Watching an opponent drop two massive plastic worms into the conflict zone while you are defending with two pathetic garrison troops is a deeply traumatizing experience. It transforms the relatively quiet efficiency of the original into a loud, bombastic, and deeply violent struggle for survival. It captures the second half of the Dune saga with absolute, terrifying precision.

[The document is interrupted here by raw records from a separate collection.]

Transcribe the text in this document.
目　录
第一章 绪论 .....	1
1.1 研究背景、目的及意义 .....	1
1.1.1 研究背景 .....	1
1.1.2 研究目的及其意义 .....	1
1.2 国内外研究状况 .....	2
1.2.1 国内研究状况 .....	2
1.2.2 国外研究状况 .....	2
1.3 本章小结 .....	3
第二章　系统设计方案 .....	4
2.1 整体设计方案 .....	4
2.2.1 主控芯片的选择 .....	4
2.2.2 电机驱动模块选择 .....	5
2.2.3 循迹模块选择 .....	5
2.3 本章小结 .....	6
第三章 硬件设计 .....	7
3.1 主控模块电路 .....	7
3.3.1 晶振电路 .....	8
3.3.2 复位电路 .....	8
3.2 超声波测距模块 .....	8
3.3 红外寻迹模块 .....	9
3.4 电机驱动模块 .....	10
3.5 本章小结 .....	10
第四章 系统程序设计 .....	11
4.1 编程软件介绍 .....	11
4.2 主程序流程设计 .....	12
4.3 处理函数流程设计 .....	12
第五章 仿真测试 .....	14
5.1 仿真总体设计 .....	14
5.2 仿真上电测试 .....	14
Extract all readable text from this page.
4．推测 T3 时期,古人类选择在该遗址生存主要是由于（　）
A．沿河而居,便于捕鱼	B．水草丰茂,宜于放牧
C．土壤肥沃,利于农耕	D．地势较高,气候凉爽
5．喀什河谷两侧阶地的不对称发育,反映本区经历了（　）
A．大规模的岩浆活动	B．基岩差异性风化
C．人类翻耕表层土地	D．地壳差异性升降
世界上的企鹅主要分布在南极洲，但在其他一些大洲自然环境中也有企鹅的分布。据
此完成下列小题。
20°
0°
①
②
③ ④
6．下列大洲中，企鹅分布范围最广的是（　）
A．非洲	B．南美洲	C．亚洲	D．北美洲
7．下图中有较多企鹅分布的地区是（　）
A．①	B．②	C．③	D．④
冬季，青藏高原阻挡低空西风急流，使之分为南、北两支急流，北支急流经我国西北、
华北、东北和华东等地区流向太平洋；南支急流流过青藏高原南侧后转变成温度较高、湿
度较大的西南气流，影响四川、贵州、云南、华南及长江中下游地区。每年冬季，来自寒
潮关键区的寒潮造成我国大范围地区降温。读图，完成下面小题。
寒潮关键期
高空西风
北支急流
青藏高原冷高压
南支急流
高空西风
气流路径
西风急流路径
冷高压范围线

Suitability: Family vs. Friends
Family Sessions
Could you bring it out for the family? Only if your family has successfully completed advanced courses in geopolitical manipulation and doesn’t mind losing sleep over a poorly timed intrigue card. This is absolutely not for the casual Sunday afternoon crowd. The heavy iconography alone is enough to deter sensible people. It’s a game of high-stakes gambling where the currency is your own sanity.
Hardcore Gamers
This belongs on the dining table surrounded by hardcore gamers armed with spreadsheets, calculators, and a deeply unhealthy competitive driving force. Then there is the sheer audacity of introducing the six-player team mode. Three versus three! The chaos is astronomical. The amount of cross-table gesturing, secret whispered negotiations, and eventual crushing betrayals is frankly exhausting. It is beautiful to watch and entirely terrifying to play.
Pros and Cons
| Pros | Cons |
|---|---|
Spies add a fantastic layer of tactical flexibility. | Setup takes longer than learning to speak Fremen. |
Sandworms wildly escalate the conflict phase. | Six-player mode requires a massive dining table. |
Completely revitalizes the engine without losing tightness. | A single terrible card draw in round ten will break you. |
Final Thoughts
Uprising is the definitive version of the game. It takes everything that was great about the original and adds exactly the right amount of chaos and spectacle. If you love Dune, you need this. If you love strategy, you need this. Just be prepared to lose a few friends along the way.
Final Verdict: Buy it yourself. It is the definitive version of the game. If you own the original, put it on a shelf somewhere and exclusively play this one; the colossal plastic worms alone are worth the entry price, even if they do inevitably eat all of your troops.